UI Navigation Enhancements

These notes are based on our configuration and address issues of scalability. We are finding that Hudson does not scale well to manage all of the jobs and nodes we currently have and our plans for the remainder of 2014.

We are producing documentation to manage our build environment. Much of this documentation would be unnecessary with changes to the information Hudson could provide.

Main Dashboard

Nodes.png

As mentioned earlier, this list can become more trouble than it’s worth when there are a large number of nodes. We’re planning to have, by the end of 2014, around 70 nodes. Finding any useful information on a list that long – even with logically named nodes – is very difficult. With the use of labels in node configurations that logically groups nodes into a pool this list becomes even less valuable.

As our list of nodes grows I find this list less and less useful. We will quickly hit a point when this list will be useless; there will be more noise than information.

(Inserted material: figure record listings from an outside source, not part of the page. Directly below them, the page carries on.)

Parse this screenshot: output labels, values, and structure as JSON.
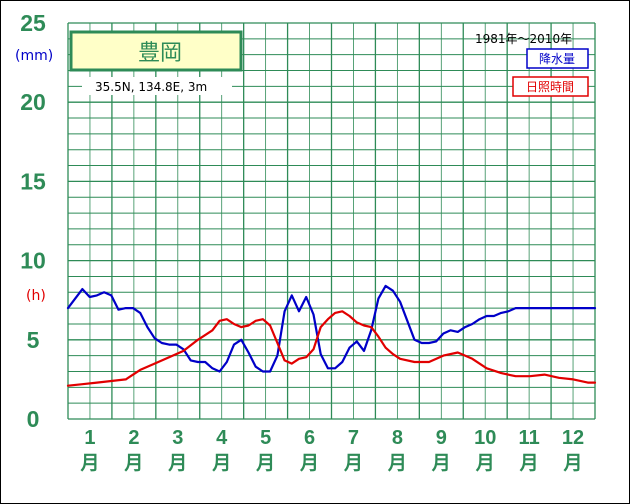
{
  "chart_data": {
    "type": "line",
    "station": "豊岡",
    "location": "35.5N,  134.8E,  3m",
    "period": "1981年〜2010年",
    "units": {
      "precipitation": "(mm)",
      "sunshine": "(h)"
    },
    "y_ticks": [
      "0",
      "5",
      "10",
      "15",
      "20",
      "25"
    ],
    "ylim": [
      0,
      25
    ],
    "months": [
      "1",
      "2",
      "3",
      "4",
      "5",
      "6",
      "7",
      "8",
      "9",
      "10",
      "11",
      "12"
    ],
    "month_suffix": "月",
    "x_unit": "半旬",
    "xlim": [
      0,
      73
    ],
    "series": [
      {
        "name": "降水量",
        "color": "#0000c8",
        "x": [
          0,
          2,
          3,
          4,
          5,
          6,
          7,
          8,
          9,
          10,
          11,
          12,
          13,
          14,
          15,
          16,
          17,
          18,
          19,
          20,
          21,
          22,
          23,
          24,
          25,
          26,
          27,
          28,
          29,
          30,
          31,
          32,
          33,
          34,
          35,
          36,
          37,
          38,
          39,
          40,
          41,
          42,
          43,
          44,
          45,
          46,
          47,
          48,
          49,
          50,
          51,
          52,
          53,
          54,
          55,
          56,
          57,
          58,
          59,
          60,
          61,
          62,
          63,
          64,
          65,
          66,
          67,
          68,
          69,
          70,
          71,
          72,
          73
        ],
        "values": [
          7.0,
          8.2,
          7.7,
          7.8,
          8.0,
          7.8,
          6.9,
          7.0,
          7.0,
          6.7,
          5.8,
          5.1,
          4.8,
          4.7,
          4.7,
          4.4,
          3.7,
          3.6,
          3.6,
          3.2,
          3.0,
          3.6,
          4.7,
          5.0,
          4.2,
          3.3,
          3.0,
          3.0,
          4.0,
          6.8,
          7.8,
          6.8,
          7.7,
          6.6,
          4.1,
          3.2,
          3.2,
          3.6,
          4.5,
          4.9,
          4.3,
          5.6,
          7.6,
          8.4,
          8.1,
          7.4,
          6.2,
          5.0,
          4.8,
          4.8,
          4.9,
          5.4,
          5.6,
          5.5,
          5.8,
          6.0,
          6.3,
          6.5,
          6.5,
          6.7,
          6.8,
          7.0,
          7.0,
          7.0,
          7.0,
          7.0,
          7.0,
          7.0,
          7.0,
          7.0,
          7.0,
          7.0,
          7.0
        ]
      },
      {
        "name": "日照時間",
        "color": "#e10000",
        "x": [
          0,
          2,
          4,
          6,
          8,
          10,
          12,
          14,
          16,
          18,
          20,
          21,
          22,
          23,
          24,
          25,
          26,
          27,
          28,
          29,
          30,
          31,
          32,
          33,
          34,
          35,
          36,
          37,
          38,
          39,
          40,
          41,
          42,
          43,
          44,
          45,
          46,
          48,
          50,
          52,
          54,
          56,
          58,
          60,
          62,
          64,
          66,
          68,
          70,
          72,
          73
        ],
        "values": [
          2.1,
          2.2,
          2.3,
          2.4,
          2.5,
          3.1,
          3.5,
          3.9,
          4.3,
          5.0,
          5.6,
          6.2,
          6.3,
          6.0,
          5.8,
          5.9,
          6.2,
          6.3,
          5.9,
          4.8,
          3.7,
          3.5,
          3.8,
          3.9,
          4.4,
          5.8,
          6.3,
          6.7,
          6.8,
          6.5,
          6.1,
          5.9,
          5.8,
          5.2,
          4.5,
          4.1,
          3.8,
          3.6,
          3.6,
          4.0,
          4.2,
          3.8,
          3.2,
          2.9,
          2.7,
          2.7,
          2.8,
          2.6,
          2.5,
          2.3,
          2.3
        ]
      }
    ]
  }
}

Add a filter to allow the user to see only those nodes that are currently running jobs. In some cases this would help because during the day we only run a small subset of jobs. During a full job run we might have 20 nodes active; however 20 nodes is better than 70.

Node List

Node-list.png

This screen has some valuable information. It does not show running jobs but it does show information about the slave. For me the most valuable information here is the Clock Difference. It helps us diagnose problems with source checkouts and made us install proper “time server” sync software on our Windows VM slaves and automated hourly time syncs with time servers on our Linux VM slaves.

It also provides free disk space information (which I have yet to investigate) and the operating system of the slave.

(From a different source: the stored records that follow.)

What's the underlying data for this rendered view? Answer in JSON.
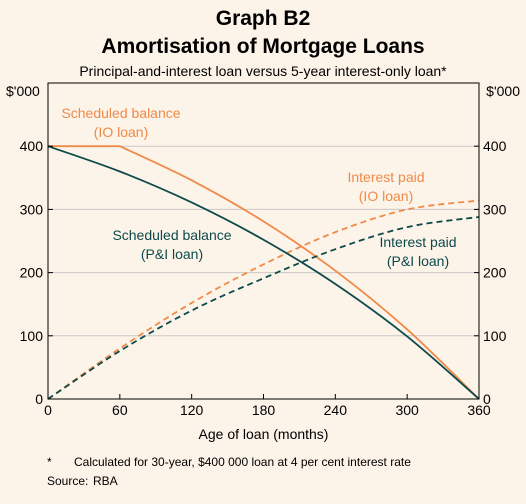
{
  "title": "Graph B2",
  "subtitle": "Amortisation of Mortgage Loans",
  "caption": "Principal-and-interest loan versus 5-year interest-only loan*",
  "footnotes": {
    "note_marker": "*",
    "note_text": "Calculated for 30-year, $400 000 loan at 4 per cent interest rate",
    "source_label": "Source:",
    "source_text": "RBA"
  },
  "chart_data": {
    "type": "line",
    "xlabel": "Age of loan (months)",
    "ylabel_left": "$'000",
    "ylabel_right": "$'000",
    "xlim": [
      0,
      360
    ],
    "ylim": [
      0,
      500
    ],
    "x_ticks": [
      0,
      60,
      120,
      180,
      240,
      300,
      360
    ],
    "y_ticks": [
      0,
      100,
      200,
      300,
      400
    ],
    "x_tick_labels": [
      "0",
      "60",
      "120",
      "180",
      "240",
      "300",
      "360"
    ],
    "y_tick_labels": [
      "0",
      "100",
      "200",
      "300",
      "400"
    ],
    "grid": "horizontal",
    "colors": {
      "io": "#f08a47",
      "pi": "#0d4a4b",
      "grid": "#c9c9c9",
      "background": "#fcf3e9"
    },
    "series": [
      {
        "name": "Scheduled balance (IO loan)",
        "style": "solid",
        "color": "#f08a47",
        "x": [
          0,
          60,
          120,
          180,
          240,
          300,
          360
        ],
        "y": [
          400,
          400,
          346,
          281,
          203,
          110,
          0
        ]
      },
      {
        "name": "Interest paid (IO loan)",
        "style": "dashed",
        "color": "#f08a47",
        "x": [
          0,
          60,
          120,
          180,
          240,
          300,
          360
        ],
        "y": [
          0,
          80,
          152,
          213,
          264,
          300,
          314
        ]
      },
      {
        "name": "Scheduled balance (P&I loan)",
        "style": "solid",
        "color": "#0d4a4b",
        "x": [
          0,
          60,
          120,
          180,
          240,
          300,
          360
        ],
        "y": [
          400,
          360,
          311,
          252,
          182,
          99,
          0
        ]
      },
      {
        "name": "Interest paid (P&I loan)",
        "style": "dashed",
        "color": "#0d4a4b",
        "x": [
          0,
          60,
          120,
          180,
          240,
          300,
          360
        ],
        "y": [
          0,
          76,
          140,
          191,
          237,
          272,
          288
        ]
      }
    ],
    "annotations": [
      {
        "lines": [
          "Scheduled balance",
          "(IO loan)"
        ],
        "color": "#f08a47",
        "series": 0
      },
      {
        "lines": [
          "Interest paid",
          "(IO loan)"
        ],
        "color": "#f08a47",
        "series": 1
      },
      {
        "lines": [
          "Scheduled balance",
          "(P&I loan)"
        ],
        "color": "#0d4a4b",
        "series": 2
      },
      {
        "lines": [
          "Interest paid",
          "(P&I loan)"
        ],
        "color": "#0d4a4b",
        "series": 3
      }
    ]
  }
}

It does not show information about node groups.

It does not show information about what physical machine would be hosting a virtual machine.

Node Detail

Node-detail.png

Defining a node allows, among other things, the assignment of a “label”. This label can be used to create “node groups”.

When a job is assigned to a node group there is no panel to show where a job is assigned. The only way to know where the job is assigned is to go back into the job configuration.

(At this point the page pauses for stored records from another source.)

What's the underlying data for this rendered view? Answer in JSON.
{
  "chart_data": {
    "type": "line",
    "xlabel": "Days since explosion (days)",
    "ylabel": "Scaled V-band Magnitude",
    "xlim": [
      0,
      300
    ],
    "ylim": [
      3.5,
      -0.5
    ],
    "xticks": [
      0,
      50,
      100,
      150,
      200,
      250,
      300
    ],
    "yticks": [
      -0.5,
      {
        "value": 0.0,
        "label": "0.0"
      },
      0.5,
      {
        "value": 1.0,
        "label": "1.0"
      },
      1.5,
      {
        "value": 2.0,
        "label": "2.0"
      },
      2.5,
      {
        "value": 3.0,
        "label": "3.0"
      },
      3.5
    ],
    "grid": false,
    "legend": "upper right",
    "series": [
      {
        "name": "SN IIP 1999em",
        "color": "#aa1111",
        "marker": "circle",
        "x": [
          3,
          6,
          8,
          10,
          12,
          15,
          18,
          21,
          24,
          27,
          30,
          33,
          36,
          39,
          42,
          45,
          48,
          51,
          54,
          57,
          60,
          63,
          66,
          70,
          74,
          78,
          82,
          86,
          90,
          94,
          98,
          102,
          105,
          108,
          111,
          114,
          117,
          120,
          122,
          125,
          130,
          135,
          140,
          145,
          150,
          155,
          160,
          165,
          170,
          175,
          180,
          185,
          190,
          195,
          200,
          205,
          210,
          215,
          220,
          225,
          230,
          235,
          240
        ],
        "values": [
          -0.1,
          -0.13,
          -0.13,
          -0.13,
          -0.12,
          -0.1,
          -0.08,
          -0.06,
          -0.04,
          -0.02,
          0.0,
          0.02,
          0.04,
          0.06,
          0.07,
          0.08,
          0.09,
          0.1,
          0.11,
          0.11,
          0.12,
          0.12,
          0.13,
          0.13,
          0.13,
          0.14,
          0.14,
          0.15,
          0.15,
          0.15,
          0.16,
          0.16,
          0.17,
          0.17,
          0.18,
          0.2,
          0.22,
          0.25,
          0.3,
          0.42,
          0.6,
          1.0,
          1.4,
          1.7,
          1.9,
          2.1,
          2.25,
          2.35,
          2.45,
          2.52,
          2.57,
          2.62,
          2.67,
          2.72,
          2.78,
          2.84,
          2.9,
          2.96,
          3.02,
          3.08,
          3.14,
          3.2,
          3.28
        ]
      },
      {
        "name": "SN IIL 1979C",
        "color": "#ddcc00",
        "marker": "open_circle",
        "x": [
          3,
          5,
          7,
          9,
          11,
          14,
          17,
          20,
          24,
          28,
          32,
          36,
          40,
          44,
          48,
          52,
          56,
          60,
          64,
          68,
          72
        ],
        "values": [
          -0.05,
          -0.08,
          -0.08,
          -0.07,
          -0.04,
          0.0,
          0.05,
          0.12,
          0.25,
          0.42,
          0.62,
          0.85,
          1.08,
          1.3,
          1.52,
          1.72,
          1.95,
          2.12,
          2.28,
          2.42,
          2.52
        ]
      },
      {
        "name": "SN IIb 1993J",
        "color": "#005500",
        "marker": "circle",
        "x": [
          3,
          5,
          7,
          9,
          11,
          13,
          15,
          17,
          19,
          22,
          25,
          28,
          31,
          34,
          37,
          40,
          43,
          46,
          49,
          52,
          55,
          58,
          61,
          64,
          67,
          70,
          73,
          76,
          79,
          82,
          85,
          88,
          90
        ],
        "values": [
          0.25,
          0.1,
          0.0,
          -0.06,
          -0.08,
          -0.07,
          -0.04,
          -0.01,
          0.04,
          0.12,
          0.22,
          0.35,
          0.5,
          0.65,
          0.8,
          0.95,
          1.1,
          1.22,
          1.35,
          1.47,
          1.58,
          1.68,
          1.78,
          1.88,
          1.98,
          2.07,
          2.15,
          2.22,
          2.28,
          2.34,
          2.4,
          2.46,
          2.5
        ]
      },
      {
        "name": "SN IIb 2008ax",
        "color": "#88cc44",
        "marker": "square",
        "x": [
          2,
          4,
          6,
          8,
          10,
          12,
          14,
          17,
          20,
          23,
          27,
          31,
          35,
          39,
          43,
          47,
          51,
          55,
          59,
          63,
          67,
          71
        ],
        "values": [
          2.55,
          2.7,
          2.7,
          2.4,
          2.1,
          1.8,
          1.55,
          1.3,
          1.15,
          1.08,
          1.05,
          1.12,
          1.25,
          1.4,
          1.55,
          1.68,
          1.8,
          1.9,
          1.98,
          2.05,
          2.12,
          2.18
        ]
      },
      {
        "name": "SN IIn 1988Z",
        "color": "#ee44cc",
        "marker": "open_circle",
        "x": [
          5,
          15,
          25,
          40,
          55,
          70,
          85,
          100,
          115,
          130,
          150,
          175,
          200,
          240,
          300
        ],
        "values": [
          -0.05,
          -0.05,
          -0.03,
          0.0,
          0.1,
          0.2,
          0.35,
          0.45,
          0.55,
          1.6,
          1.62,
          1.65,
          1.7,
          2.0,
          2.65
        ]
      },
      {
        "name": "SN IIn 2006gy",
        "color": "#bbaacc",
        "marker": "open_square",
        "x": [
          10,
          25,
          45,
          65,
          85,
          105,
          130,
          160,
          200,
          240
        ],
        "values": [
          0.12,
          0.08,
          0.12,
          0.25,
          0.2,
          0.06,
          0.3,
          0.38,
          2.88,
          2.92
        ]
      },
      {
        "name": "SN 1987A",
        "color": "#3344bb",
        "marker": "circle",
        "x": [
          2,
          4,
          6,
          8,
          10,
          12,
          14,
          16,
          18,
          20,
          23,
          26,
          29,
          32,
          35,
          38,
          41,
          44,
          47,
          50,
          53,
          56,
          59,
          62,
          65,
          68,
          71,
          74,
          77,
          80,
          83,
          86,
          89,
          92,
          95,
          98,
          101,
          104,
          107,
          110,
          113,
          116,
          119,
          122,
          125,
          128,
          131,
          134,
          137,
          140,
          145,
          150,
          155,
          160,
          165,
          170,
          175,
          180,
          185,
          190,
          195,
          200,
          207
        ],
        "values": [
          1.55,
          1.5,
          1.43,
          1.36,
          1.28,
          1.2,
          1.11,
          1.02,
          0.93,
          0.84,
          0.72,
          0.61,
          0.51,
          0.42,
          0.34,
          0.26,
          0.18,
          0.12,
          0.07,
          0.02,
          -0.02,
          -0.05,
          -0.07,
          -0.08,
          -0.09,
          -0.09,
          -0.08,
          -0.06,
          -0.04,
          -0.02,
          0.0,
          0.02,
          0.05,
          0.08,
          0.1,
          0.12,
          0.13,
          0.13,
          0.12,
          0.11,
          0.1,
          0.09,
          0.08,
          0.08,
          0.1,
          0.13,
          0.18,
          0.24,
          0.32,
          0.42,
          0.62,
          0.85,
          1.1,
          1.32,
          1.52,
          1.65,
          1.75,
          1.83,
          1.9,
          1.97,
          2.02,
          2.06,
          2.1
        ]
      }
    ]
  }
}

It would be nice to have a panel similar to the node list panel shown above in #2 that would be a list of node groups rather than nodes.

Clicking on one of these node groups could either open up a panel (as shown above) that shows nodes assigned to that node group and jobs assigned to that node group.

An alternative, which would be nicer, would be to allow the user to expand a node group from the list of node groups. This would show you the node and job information. This would allow the user to get a better overview of their system.

Node Views

I would like to have a panel that displays a logical grouping of slaves.

This display would be user defined.

It would allow users to group nodes together in a logical view to help give an overview of their slave farm configuration.

Our use case would be that we have physical slaves that run VirtualBox VMs. We do not run any jobs directly on the machine.

Right now this information is on PowerPoint printouts I keep updating and tacking to a whiteboard in my cube as well as a wiki.

It would make sense to have this information in a location that’s on the system that manages the definition of nodes.

This information should be available to non-system administrators because developers need to get onto a slave / VM to update software or clean up artifacts.

Node2.png Node3.png

Allowing a user to define multiple overview panels would give the user the flexibility to view their environment in different ways.